# Analysis of Algorithms

Will focus on **running time** - how many times does a discrete computation happen to get a result?

Reasons to analyze algorithms:

- Predict performance
- Compare algorithms
- Provide guarantees
- Understand theoretical basis

The primary practical reason is to avoid performance bugs.

You want to know if your program will be able to solve a large practical input, you use the **scientific method** to understand its performance:

- **Observe** some feature of the natural world
- **Hypothesize** a model that is consistent with the observations
- **Predict** events using the hypothesis
- **Verify** the predictions by making further observations
- **Validate** by repeating until the hypothesis and observations agree

Experiments must be **reproducible** and hypotheses must be **falsifiable**.

## Observations

The first step is to make some observations about the running time of the programs.

1. Run empirical analysis: time how long a program takes to run
2. Analyze the data: plot the running time $T(N)$ versus input size $N$
    - Usually plot $lg(T(N))$ vs $lgN$, and check the slope
    - Regression analysis fits a straight line through the data, where **power law** states: $aN^b$, where $b$ is the slope. Example:

$$
y = mx + b \\
lg(T(N)) = b \; lg(N) + c \\
T(N) = a \; N^b \text{ where } a=2^c
$$

Most algorithms have some form of the power law involved when you're analyzing them.

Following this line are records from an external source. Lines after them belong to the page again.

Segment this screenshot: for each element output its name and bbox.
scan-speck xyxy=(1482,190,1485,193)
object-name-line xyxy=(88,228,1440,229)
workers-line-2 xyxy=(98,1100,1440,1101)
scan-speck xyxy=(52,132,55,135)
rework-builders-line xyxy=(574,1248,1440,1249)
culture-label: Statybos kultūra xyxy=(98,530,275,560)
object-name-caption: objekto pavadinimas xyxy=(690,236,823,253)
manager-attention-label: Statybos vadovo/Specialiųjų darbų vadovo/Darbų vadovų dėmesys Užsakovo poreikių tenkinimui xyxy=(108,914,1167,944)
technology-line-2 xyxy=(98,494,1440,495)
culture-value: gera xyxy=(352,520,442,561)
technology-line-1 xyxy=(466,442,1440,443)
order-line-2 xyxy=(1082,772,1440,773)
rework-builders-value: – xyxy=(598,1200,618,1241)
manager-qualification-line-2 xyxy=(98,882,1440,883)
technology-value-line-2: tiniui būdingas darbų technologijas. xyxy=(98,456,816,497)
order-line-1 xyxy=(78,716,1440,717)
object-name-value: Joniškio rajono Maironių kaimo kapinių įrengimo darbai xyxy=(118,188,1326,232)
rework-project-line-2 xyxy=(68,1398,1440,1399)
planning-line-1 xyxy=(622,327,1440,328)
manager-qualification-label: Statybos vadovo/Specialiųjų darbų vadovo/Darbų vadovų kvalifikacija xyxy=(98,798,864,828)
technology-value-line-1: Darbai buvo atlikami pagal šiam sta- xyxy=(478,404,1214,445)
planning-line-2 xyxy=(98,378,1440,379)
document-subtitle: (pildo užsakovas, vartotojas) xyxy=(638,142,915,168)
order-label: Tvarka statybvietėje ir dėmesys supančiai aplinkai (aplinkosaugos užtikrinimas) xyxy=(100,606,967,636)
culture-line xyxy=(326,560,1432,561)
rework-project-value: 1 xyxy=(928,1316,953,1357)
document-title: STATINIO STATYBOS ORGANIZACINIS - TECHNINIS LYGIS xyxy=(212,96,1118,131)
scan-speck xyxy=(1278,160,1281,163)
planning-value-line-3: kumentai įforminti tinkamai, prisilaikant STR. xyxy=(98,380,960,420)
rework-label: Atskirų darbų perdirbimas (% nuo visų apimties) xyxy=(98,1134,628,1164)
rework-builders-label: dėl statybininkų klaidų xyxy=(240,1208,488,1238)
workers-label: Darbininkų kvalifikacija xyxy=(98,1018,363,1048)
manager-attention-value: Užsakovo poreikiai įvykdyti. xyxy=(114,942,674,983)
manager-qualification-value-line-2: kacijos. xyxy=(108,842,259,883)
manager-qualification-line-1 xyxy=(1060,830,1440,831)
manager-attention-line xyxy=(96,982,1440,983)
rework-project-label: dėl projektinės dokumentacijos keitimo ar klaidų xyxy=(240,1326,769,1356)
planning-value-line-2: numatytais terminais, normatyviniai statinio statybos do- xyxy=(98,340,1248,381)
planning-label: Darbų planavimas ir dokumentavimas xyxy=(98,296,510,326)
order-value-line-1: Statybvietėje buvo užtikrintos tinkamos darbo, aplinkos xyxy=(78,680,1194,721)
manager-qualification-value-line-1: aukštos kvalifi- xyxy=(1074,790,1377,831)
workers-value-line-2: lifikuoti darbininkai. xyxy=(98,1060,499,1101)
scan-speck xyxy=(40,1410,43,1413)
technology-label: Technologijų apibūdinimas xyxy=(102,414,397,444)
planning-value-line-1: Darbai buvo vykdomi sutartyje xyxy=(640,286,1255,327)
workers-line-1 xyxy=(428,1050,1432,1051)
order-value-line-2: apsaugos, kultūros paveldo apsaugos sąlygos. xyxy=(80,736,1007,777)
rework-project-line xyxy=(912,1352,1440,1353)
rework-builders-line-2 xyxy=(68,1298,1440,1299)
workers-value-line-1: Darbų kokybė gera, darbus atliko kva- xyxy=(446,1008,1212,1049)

The system you run the experiments on will make a difference in some areas. System independent effects are the **algorithm** and the **input data**, which determine the exponent $b$ in teh power law (slope of the line in a log-log scale graph). System dependent effects include **hardware** (CPU, memory, cache), **software** (compiler, interpreter, garbage collector), and the **system** (operating system, network, other applications). These determine the constant $a$ in the power law.

## Mathematical Models

Observing the behavior of an algorithm helps to predict performance, but to understand what the algorithm is doing you need mathematical models.

The **total running time** is the sum of cost X frequency for all operations. You need to analyze the program to determine the set of operations. The cost depends on the machine, the compiler, etc. The frequency depends on the algorithm and input data.

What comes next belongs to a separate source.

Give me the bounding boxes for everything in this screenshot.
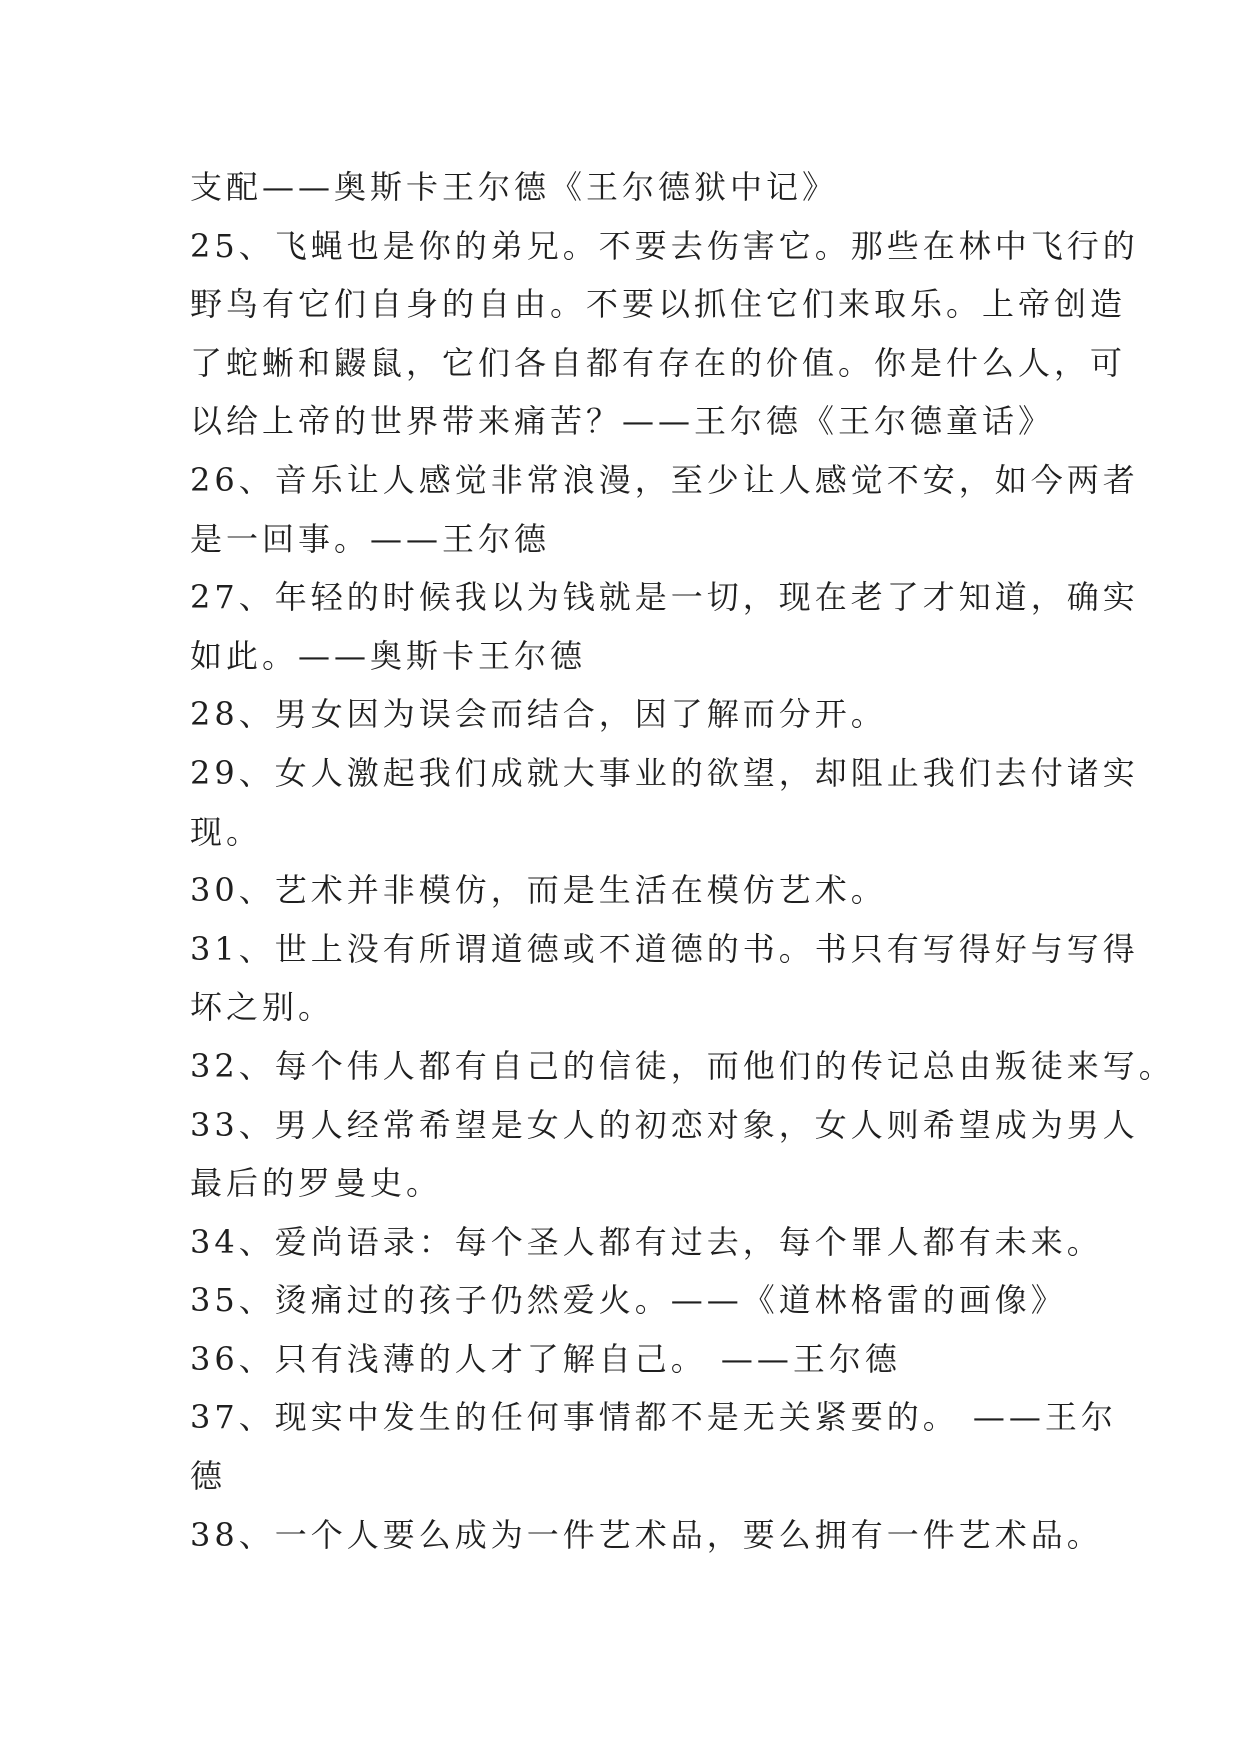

Earlier days, computers would list the time it took to perform certain operations (integer addition, float addition, etc.). With modern machines, you'd run an analysis if you really wanted to know.

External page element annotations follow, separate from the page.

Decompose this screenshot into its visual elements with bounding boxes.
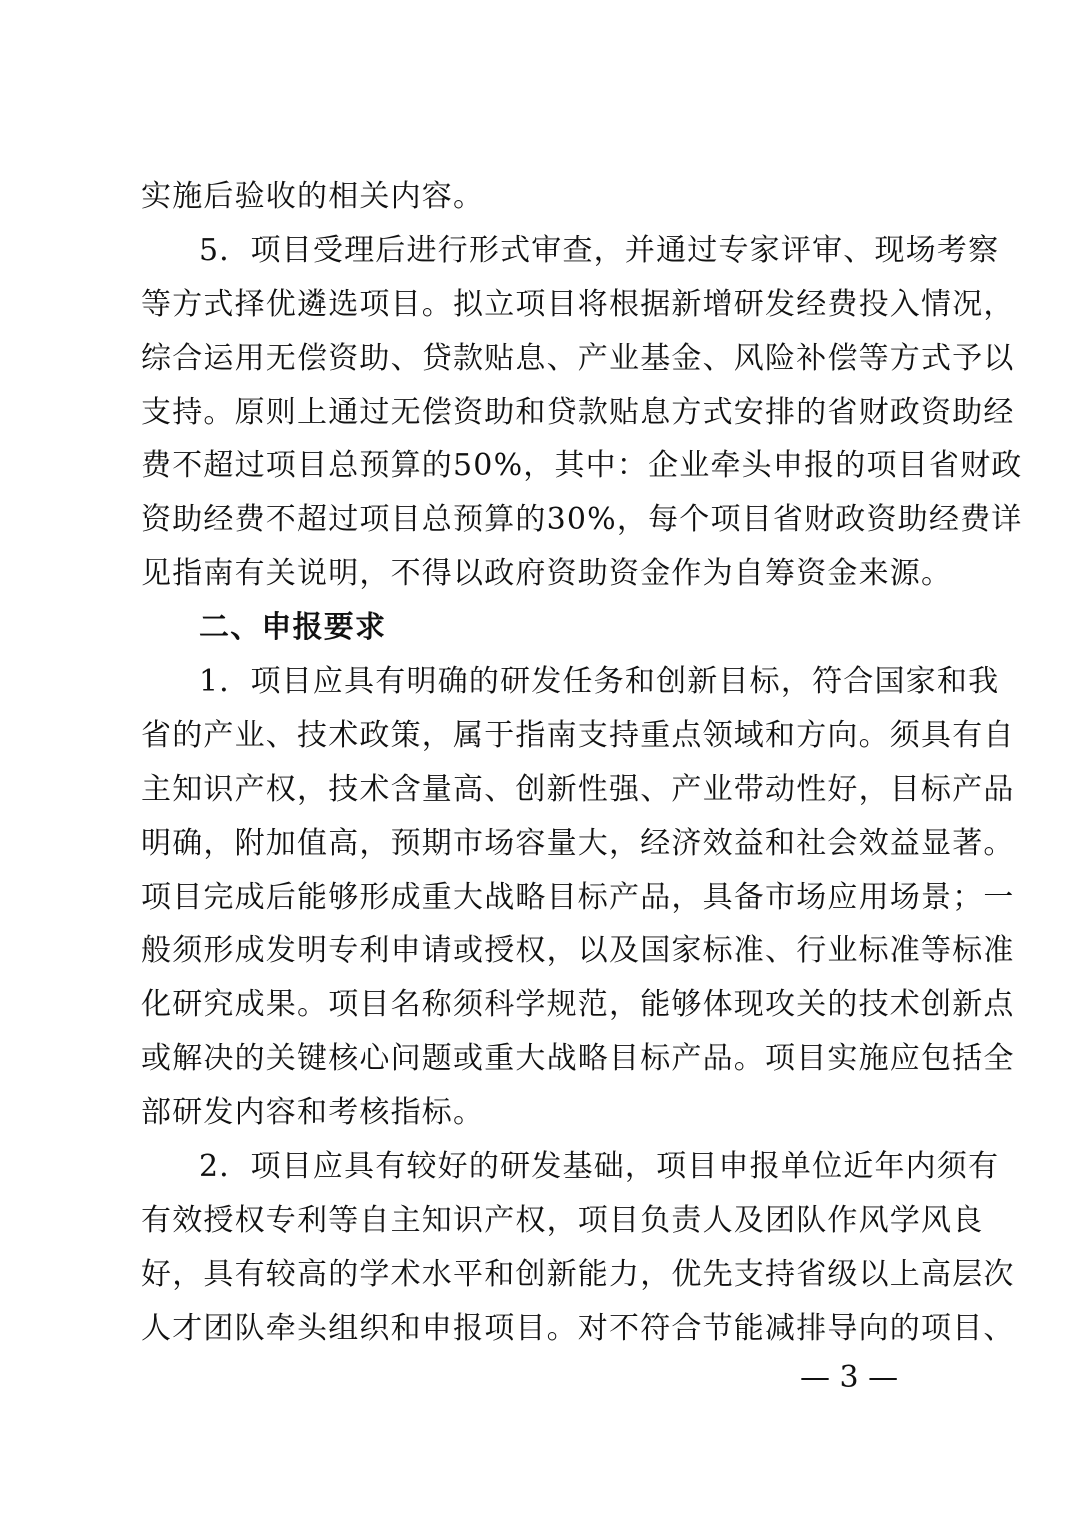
document-body xyxy=(141,170,1023,1356)
text-line: 综合运用无偿资助、贷款贴息、产业基金、风险补偿等方式予以 xyxy=(141,340,1015,376)
text-line: 好，具有较高的学术水平和创新能力，优先支持省级以上高层次 xyxy=(141,1256,1015,1292)
text-line: 省的产业、技术政策，属于指南支持重点领域和方向。须具有自 xyxy=(141,717,1015,753)
text-line: 部研发内容和考核指标。 xyxy=(141,1095,485,1131)
page-number: — 3 — xyxy=(800,1360,899,1395)
paragraph-1-line: 1．项目应具有明确的研发任务和创新目标，符合国家和我 xyxy=(199,664,1000,700)
text-line: 资助经费不超过项目总预算的30%，每个项目省财政资助经费详 xyxy=(141,502,1023,538)
text-line: 见指南有关说明，不得以政府资助资金作为自筹资金来源。 xyxy=(141,556,953,592)
text-line: 般须形成发明专利申请或授权，以及国家标准、行业标准等标准 xyxy=(141,933,1015,969)
section-heading: 二、申报要求 xyxy=(199,610,387,646)
text-line: 化研究成果。项目名称须科学规范，能够体现攻关的技术创新点 xyxy=(141,987,1015,1023)
paragraph-2-line: 2．项目应具有较好的研发基础，项目申报单位近年内须有 xyxy=(199,1149,1000,1185)
text-line: 明确，附加值高，预期市场容量大，经济效益和社会效益显著。 xyxy=(141,825,1015,861)
text-line: 实施后验收的相关内容。 xyxy=(141,179,485,214)
text-line: 等方式择优遴选项目。拟立项目将根据新增研发经费投入情况， xyxy=(141,286,1015,322)
text-line: 费不超过项目总预算的50%，其中：企业牵头申报的项目省财政 xyxy=(141,448,1023,484)
text-line: 有效授权专利等自主知识产权，项目负责人及团队作风学风良 xyxy=(141,1202,984,1238)
text-line: 主知识产权，技术含量高、创新性强、产业带动性好，目标产品 xyxy=(141,771,1015,807)
text-line: 项目完成后能够形成重大战略目标产品，具备市场应用场景；一 xyxy=(141,879,1015,915)
text-line: 支持。原则上通过无偿资助和贷款贴息方式安排的省财政资助经 xyxy=(141,394,1015,430)
paragraph-5-line: 5．项目受理后进行形式审查，并通过专家评审、现场考察 xyxy=(199,232,1000,268)
text-line: 或解决的关键核心问题或重大战略目标产品。项目实施应包括全 xyxy=(141,1041,1015,1077)
text-line: 人才团队牵头组织和申报项目。对不符合节能减排导向的项目、 xyxy=(141,1310,1015,1346)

One simplification is to look at the costs and use some basic operation as a proxy for running time. For example, array accesses in a nested loop adding all integers in an array to see if any pair sums to zero.

Another simplification is use **tilda notation** which ignores the lower-order terms in the cost formulas you derive. For example, $\frac{1}{6} N^3 + 20N + 16$ would simplify to ~$\frac{1}{6}N^3$.